Just when we’re beginning to think Yevgeny Prigozhin has finally been laid to rest, along comes the next iteration of hard-line lunatic to grace our world with his presence: Igor Girkin. He’s not a military man, but a Russian pro-war blogger, presently serving time on charges of extremism for criticizing — not the war itself, of which he approves — but Putin’s disastrous mishandling of it. His specific sin was publicly calling Putin a “cowardly mediocrity.”
(Actually, if he weren’t in favor of the war, I might almost learn to like him for that. — Just kidding.)

As others have done, Girkin has become quite vocal from his prison cell, through his attorney. But the others — notably, Alexei Navalny and Vladimir Kara-Murza — have been imprisoned for their outspoken opposition to the Putin regime and the invasion of Ukraine. Girkin, on the other hand, believes that Putin and his military leaders have not gone far enough in Ukraine, and is in favor of not just an increased mobilization of troops, but a “full mobilization of Russia’s population.” I’m not sure whether that’s meant to include women and children, but it doesn’t sound good.
And as if that weren’t enough, he “dictated a doomsday-esque diatribe to his Telegram [Russian social media account] via his attorney this week, warning that Russia is on the brink of collapse and offering himself up as a uniting force for remaining ‘patriots.’” [Erin Snodgrass, Insider, September 19, 2023.]
Holy crap! He wants Putin’s office!
But wait . . . there’s more. Girkin, a former operative with the FSB (successor to the internal security half of the KGB before it reinvented itself as two separate agencies), apparently goes by the nom de guerre “Strelkov.” That’s Russian for “shooter.” Nice.

At least Prigozhin’s professed purpose in trying to storm the Kremlin back in June was to remove and replace the heads of the military he felt were incompetent, and not to topple the entire government. (And we all saw how that turned out.) Girkin, on the other hand, is the boy who would be king. But considering that he’s already behind bars, I’m not sure how he plans to do that. By stirring up the masses to the point of revolution? Has he seen too many movies of the storming of the Bastille? Or his own country’s 1917 Bolshevik Revolution? That went well, didn’t it?
Hey, Igor — I’m talking to you!

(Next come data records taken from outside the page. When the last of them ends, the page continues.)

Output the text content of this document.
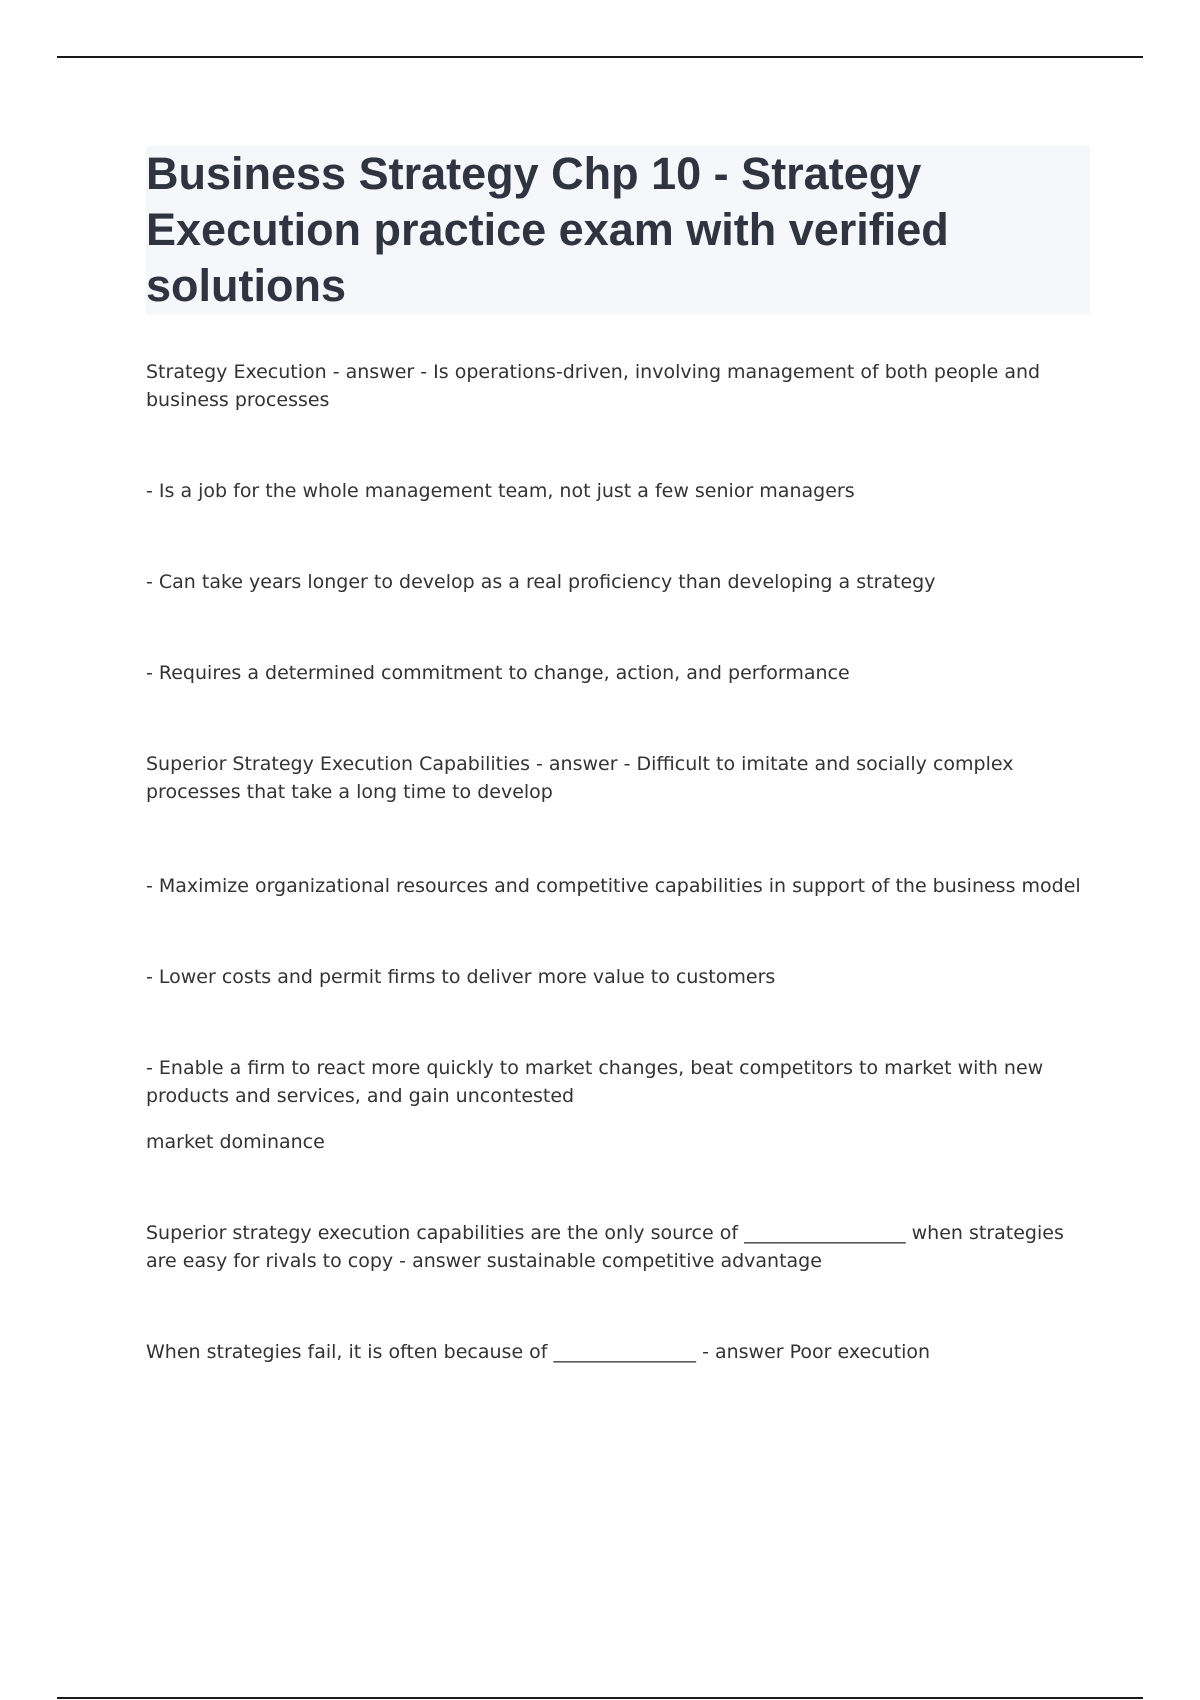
Business Strategy Chp 10 - Strategy
Execution practice exam with verified
solutions

Strategy Execution - answer - Is operations-driven, involving management of both people and business processes

- Is a job for the whole management team, not just a few senior managers

- Can take years longer to develop as a real proficiency than developing a strategy

- Requires a determined commitment to change, action, and performance

Superior Strategy Execution Capabilities - answer - Difficult to imitate and socially complex processes that take a long time to develop

- Maximize organizational resources and competitive capabilities in support of the business model

- Lower costs and permit firms to deliver more value to customers

- Enable a firm to react more quickly to market changes, beat competitors to market with new products and services, and gain uncontested

market dominance

Superior strategy execution capabilities are the only source of _________________ when strategies are easy for rivals to copy - answer sustainable competitive advantage

When strategies fail, it is often because of _______________ - answer Poor execution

Are you listening? Is this what you have in mind? . . .

I make no predictions about this guy; I don’t know enough about him as yet. But I will say this: No matter how bad things are now, they can always get worse. Because after Putin . . . what then?
Just sayin’ . . .
Brendochka
9/22/23
* The first Streltsy units of riflemen, or infantry, were created by Tsar Ivan IV — more commonly known as Ivan the Terrible — between 1545 and 1550, and remained active until around 1720.